The Inn at Stonington
Romantic Overnights – February 2004 Issue

By Charles Monagan
Reproduced with permission from Connecticut Magazine

There are towns and villages all across Connecticut that are notable for their charm. Chester is one, with its stage-set architecture and paintbox colors Stony creek and the impossibly cute thimble Islands together constitute another. New Preston makes the list, as do Southport Harbor, Hamburg Cove and unspoiled Hampton Center. But the most charming (and, by extension, most romantic) of all is Stonington Village.

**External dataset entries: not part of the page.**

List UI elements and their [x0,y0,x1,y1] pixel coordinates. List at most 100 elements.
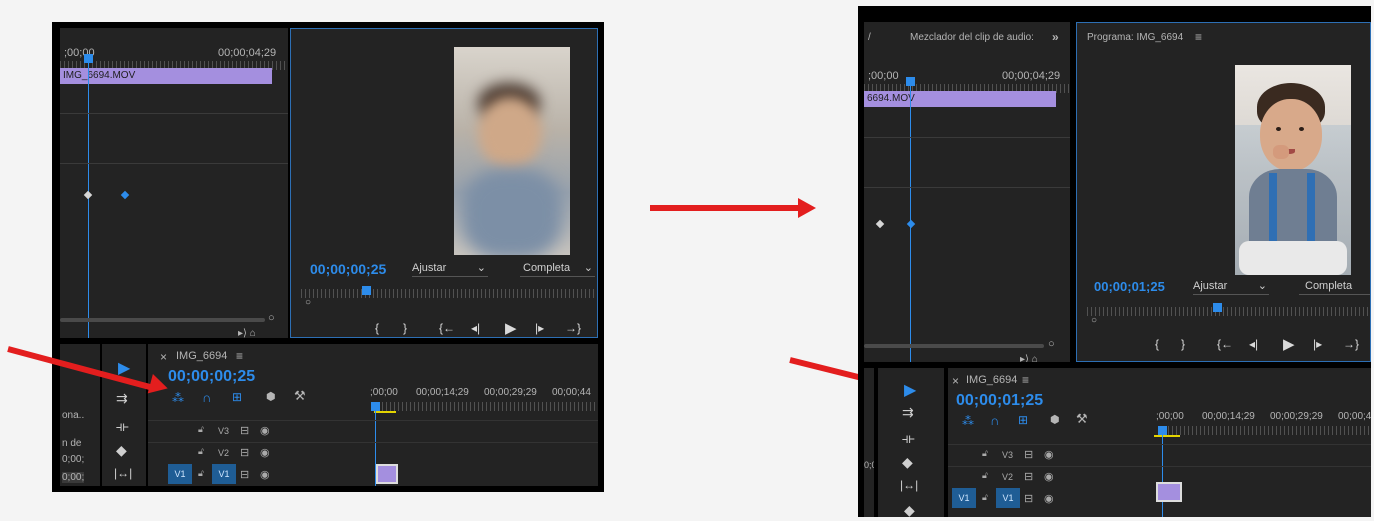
export-frame-icon[interactable]: ▸⟩ ⌂ [238,328,256,338]
play-icon[interactable]: ▶ [1283,335,1295,353]
zoom-handle-icon[interactable]: ○ [268,312,275,324]
snap-magnet-icon[interactable]: ∩ [202,390,211,405]
play-icon[interactable]: ▶ [505,319,517,337]
linked-selection-icon[interactable]: ⊞ [232,390,242,404]
step-back-icon[interactable]: ◂| [1249,337,1258,351]
selection-tool-icon[interactable]: ▶ [904,380,916,400]
program-timecode[interactable]: 00;00;00;25 [310,261,386,277]
export-frame-icon[interactable]: ▸⟩ ⌂ [1020,354,1038,362]
keyframe-diamond[interactable] [875,219,885,229]
sequence-tab[interactable]: IMG_6694 [966,374,1017,386]
zoom-scrollbar[interactable] [60,318,265,322]
step-forward-icon[interactable]: |▸ [535,321,544,335]
sequence-tab[interactable]: IMG_6694 [176,350,227,362]
keyframe-diamond[interactable] [83,190,93,200]
audio-mixer-tab[interactable]: Mezclador del clip de audio: [910,32,1034,43]
ripple-edit-tool-icon[interactable]: ⟛ [902,430,915,447]
menu-icon[interactable]: ≡ [1022,373,1029,387]
zoom-scrollbar[interactable] [864,344,1044,348]
track-label-v1[interactable]: V1 [996,488,1020,508]
add-marker-icon[interactable]: ⬢ [266,390,276,403]
track-select-tool-icon[interactable]: ⇉ [116,390,128,407]
timeline-clip[interactable] [1156,482,1182,502]
go-to-in-icon[interactable]: {← [439,321,455,335]
program-monitor-panel: 00;00;00;25 Ajustar ⌄ Completa ⌄ ○ { } {… [290,28,598,338]
nest-toggle-icon[interactable]: ⁂ [172,391,184,405]
lock-icon[interactable]: 🔓︎ [982,492,988,503]
go-to-out-icon[interactable]: →} [565,321,581,335]
go-to-out-icon[interactable]: →} [1343,337,1359,351]
sync-lock-icon[interactable]: ⊟ [240,446,249,459]
sequence-timecode[interactable]: 00;00;01;25 [956,392,1043,410]
program-timecode[interactable]: 00;00;01;25 [1094,279,1165,294]
eye-icon[interactable]: ◉ [1044,448,1054,461]
program-playhead-handle[interactable] [362,286,371,295]
timeline-ruler[interactable] [1160,426,1371,435]
sequence-timecode[interactable]: 00;00;00;25 [168,368,255,386]
program-playhead-handle[interactable] [1213,303,1222,312]
program-time-ruler[interactable] [301,289,597,298]
nest-toggle-icon[interactable]: ⁂ [962,414,974,428]
lock-icon[interactable]: 🔓︎ [982,470,988,481]
wrench-icon[interactable]: ⚒ [1076,411,1088,427]
menu-icon[interactable]: ≡ [1195,30,1202,44]
slip-tool-icon[interactable]: |↔| [114,466,132,480]
source-patch-v1[interactable]: V1 [168,464,192,484]
sync-lock-icon[interactable]: ⊟ [1024,448,1033,461]
program-zoom-handle-icon[interactable]: ○ [1091,315,1097,326]
mark-out-icon[interactable]: } [403,321,407,335]
zoom-dropdown[interactable]: Ajustar ⌄ [412,260,488,277]
snap-magnet-icon[interactable]: ∩ [990,413,999,428]
timeline-ruler[interactable] [374,402,598,411]
menu-icon[interactable]: ≡ [236,349,243,363]
sync-lock-icon[interactable]: ⊟ [1024,492,1033,505]
eye-icon[interactable]: ◉ [1044,492,1054,505]
pen-tool-icon[interactable]: ◆ [904,502,915,517]
sync-lock-icon[interactable]: ⊟ [240,468,249,481]
slip-tool-icon[interactable]: |↔| [900,478,918,492]
zoom-handle-icon[interactable]: ○ [1048,338,1055,350]
overflow-icon[interactable]: » [1052,30,1059,44]
timeline-clip[interactable] [376,464,398,484]
lock-icon[interactable]: 🔓︎ [982,448,988,459]
razor-tool-icon[interactable]: ◆ [116,442,127,459]
mark-out-icon[interactable]: } [1181,337,1185,351]
close-icon[interactable]: × [952,374,959,388]
quality-dropdown[interactable]: Completa ⌄ [520,260,595,277]
add-marker-icon[interactable]: ⬢ [1050,413,1060,426]
work-area-bar[interactable] [1154,435,1180,437]
step-forward-icon[interactable]: |▸ [1313,337,1322,351]
razor-tool-icon[interactable]: ◆ [902,454,913,471]
lock-icon[interactable]: 🔓︎ [198,424,204,435]
quality-dropdown[interactable]: Completa [1299,278,1370,295]
clip-bar[interactable]: 6694.MOV [864,91,1056,107]
keyframe-diamond-selected[interactable] [120,190,130,200]
ripple-edit-tool-icon[interactable]: ⟛ [116,418,129,435]
mark-in-icon[interactable]: { [375,321,379,335]
close-icon[interactable]: × [160,350,167,364]
sync-lock-icon[interactable]: ⊟ [1024,470,1033,483]
go-to-in-icon[interactable]: {← [1217,337,1233,351]
eye-icon[interactable]: ◉ [1044,470,1054,483]
eye-icon[interactable]: ◉ [260,446,270,459]
track-select-tool-icon[interactable]: ⇉ [902,404,914,421]
sync-lock-icon[interactable]: ⊟ [240,424,249,437]
keyframe-diamond-selected[interactable] [906,219,916,229]
program-time-ruler[interactable] [1087,307,1370,316]
linked-selection-icon[interactable]: ⊞ [1018,413,1028,427]
lock-icon[interactable]: 🔓︎ [198,446,204,457]
lock-icon[interactable]: 🔓︎ [198,468,204,479]
track-label-v1[interactable]: V1 [212,464,236,484]
step-back-icon[interactable]: ◂| [471,321,480,335]
source-patch-v1[interactable]: V1 [952,488,976,508]
clip-bar[interactable]: IMG_6694.MOV [60,68,272,84]
wrench-icon[interactable]: ⚒ [294,388,306,404]
program-tab[interactable]: Programa: IMG_6694 [1087,32,1183,43]
program-zoom-handle-icon[interactable]: ○ [305,297,311,308]
mark-in-icon[interactable]: { [1155,337,1159,351]
zoom-dropdown[interactable]: Ajustar ⌄ [1193,278,1269,295]
project-label: 0;00; [864,460,874,470]
work-area-bar[interactable] [374,411,396,413]
eye-icon[interactable]: ◉ [260,468,270,481]
eye-icon[interactable]: ◉ [260,424,270,437]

It may be the variety of striking salt-water views that makes Stonington so appealing, or the narrow tree-lined lanes or the cheek-by-jowl rows of Colonial, Greek Revival and Federal style homes. It could be the scattering of antiques, clothing and gift shops, or the three or four good restaurants, or even the lighthouse and museum that are open to the public. Most attractive of all, however, may be the palpable feeling of community that you notice in the village- the greetings exchanged in the shops, the tap on the restaurant window and the cheerful responding wave from the couple seated inside, the impressive weight of small-town politics and gossip conveyed in a five-minute chat with a resident.

Indeed, about the only thing missing for visitors to Stonington village, at least until recently, has been a good place (outside of a bed and breakfast) to stay. That situation was remedied a couple of years ago, when The Inn at Stonington was built on the site of the dearly departed Harborview Restaurant. The inn’s sturdy but unobtrusive profile, and its owner’s commitment to comfort and good taste, felt at home right away along Water Street. Its 400-foot deepwater dock was a draw to oceangoing guests, while an exercise room, breakfast room, sunny common rooms and available bicycles and kayaks broadened its appeal even further.

The Inn’s 18 rooms share many characteristics in common but have somewhat differing personalities. Our room, No. 7, featured a king-size sleigh bed, a gas fireplace pleasant earth tones and a deck with a water view. The handsome maritime prints on the wall were by local artists. There were bookshelves with real books on them and a pair of wonderfully comfortable armchairs. Everything was new and lean and well appointed in the big bathroom, too, where an oversized Jacuzzi and fluffy Frette bathrobes beckoned.

My wife and I arrived from different directions to rendezvous downstairs at the inn’s cozy little bar for a predinner glass of wine. With fewer than 12 hours before we’d have to leave again, there was a feeling of a “brief encounter” as we reconnected, caught up on our days, settled down and decided where to go for dinner. We could have chosen either Boom or the Water Street Café, two excellent nearby spots but the night was cold and we wanted a short walk, so we picked Noah’s Restaurant, just up the street. Open every day but Monday for breakfast, lunch and dinner, Noah’s is the sort of place you’d dream up if you were suddenly given the power to create your own neighborhood. It has a bakery and a convivial bar, a good menu with an emphasis on seafood and dessert, and big front windows that throw a welcoming glow up and down the street outside.

We enjoyed our scallops and monkfish, our dolce al mascarone and cups of coffee, but our time was fleeting so we said our goodbyes and left. The smell of the sea was in the air as we strolled arm in arm back up Water Street to the inn. We went up to our room, lit the gas fire and pulled down the shade. How lucky, we thought, to have a village like this, and an inn like this, so close to home.

And if you are very lucky, you will awaken early the next morning to the flicker of yellow light from the fireplace and slip from bed for a peek out the window. As you peer through the pre-dawn darkness toward Fisher’s Island Sound, you will see that it has unexpectedly begun to snow. Then, as you linger a moment over the serenity of the scene, you become aware that there is activity on the water – and soon a line of fishing trawlers crosses by, heading out to sea in swirling globes of light. Connecticut’s last remaining commercial fishing fleet, caught in a winter squall as the workday begins. There’s surely more than one kind of romance in this world, but Stonington Village – and The Inn at Stonington – seem to have most of them covered.